Seyni Awa Camara & Estevão Mucavele : Les restes du bruit, jusqu’au 14 mai 2022

Camara / Mucavele © Galerie Magnin-A.

Camara / Mucavele © Galerie Magnin-A.

Vous ne verrez pas Seyni Awa Camara dans les dîners mondains du milieu de l’art contemporain, pas plus que vous ne la croiserez dans tel ou tel vernissage, vantant à qui veut l’entendre la qualité de son travail : Seyni Awa Camara, née vers 1945, ne quitte pas son village de Bignona, en Basse Casamance (Sénégal), où elle produit des œuvres de terre ocre à nulles autres pareilles. Il est rare de pouvoir en contempler plusieurs ensemble, ce que le vaste espace de la galerie d’André Magnin permet aujourd’hui. Il faut en profiter. Fragiles, cuites de manière approximative, séduisantes d’étrangeté, les grandes figures de terre de Camara « auxquelles s’accrochent tantôt des visages d’enfants, de caméléons ou encore d’oiseaux » sont « chargées d’un symbolisme quasi hiératique ». Elles ouvrent en tout cas la porte à diverses interprétations plus ou moins magiques se rejoignant souvent autour du rapport à l’enfantement, à la nature, à la féminité.

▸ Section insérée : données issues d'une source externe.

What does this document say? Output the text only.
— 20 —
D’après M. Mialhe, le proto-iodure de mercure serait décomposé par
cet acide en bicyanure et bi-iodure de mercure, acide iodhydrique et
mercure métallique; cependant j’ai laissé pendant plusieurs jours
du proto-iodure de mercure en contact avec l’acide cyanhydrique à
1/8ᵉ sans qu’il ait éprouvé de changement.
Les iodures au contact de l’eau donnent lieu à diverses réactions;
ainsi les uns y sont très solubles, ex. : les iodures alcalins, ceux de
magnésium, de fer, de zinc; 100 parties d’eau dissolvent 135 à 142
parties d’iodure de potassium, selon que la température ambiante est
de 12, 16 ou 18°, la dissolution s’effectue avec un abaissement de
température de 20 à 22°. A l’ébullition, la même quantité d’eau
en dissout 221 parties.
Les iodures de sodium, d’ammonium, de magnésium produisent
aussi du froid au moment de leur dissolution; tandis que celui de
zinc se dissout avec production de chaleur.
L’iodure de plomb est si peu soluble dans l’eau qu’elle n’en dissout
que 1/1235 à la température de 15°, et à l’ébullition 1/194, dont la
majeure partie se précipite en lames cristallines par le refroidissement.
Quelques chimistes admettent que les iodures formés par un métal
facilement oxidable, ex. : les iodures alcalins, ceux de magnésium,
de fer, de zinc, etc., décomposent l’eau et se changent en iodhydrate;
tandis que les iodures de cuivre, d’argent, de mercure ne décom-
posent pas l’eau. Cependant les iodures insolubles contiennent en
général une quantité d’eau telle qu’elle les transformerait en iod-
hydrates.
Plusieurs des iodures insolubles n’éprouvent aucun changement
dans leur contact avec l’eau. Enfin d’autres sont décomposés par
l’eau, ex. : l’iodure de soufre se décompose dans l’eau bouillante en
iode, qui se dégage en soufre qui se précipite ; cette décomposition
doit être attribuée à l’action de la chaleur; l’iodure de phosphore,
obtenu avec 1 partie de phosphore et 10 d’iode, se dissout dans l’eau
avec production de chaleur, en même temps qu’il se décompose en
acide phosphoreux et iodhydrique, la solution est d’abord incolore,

Encore moins connu en France, le travail d’Estevão Mucavele (né en 1941 à Manjacaze, au Mozambique) est essentiellement composé de paysages désertiques et quasi abstraits. Des paysages « qui habitent ses rêves : les mines, la mer, inspirés de ses voyages entre le Mozambique et l’Afrique du Sud ». On y retrouve les formes propres au désert du Karoo ou aux montagnes du Cap. Mineur à l’âge de 16 ans, nettoyeur dans une galerie d’art de Johannesburg, concierge, Mucavele serait habité par une expérience personnelle intense : la traversée du désert de pierre, à pied, lors d’un voyage retour de l’Afrique du Sud vers le Mozambique. Présentées à côté de celles, riches de présence, de Seyni Awa Camara, les œuvres de Mucavele disent l’effrayant « silence éternel des espaces infinis ».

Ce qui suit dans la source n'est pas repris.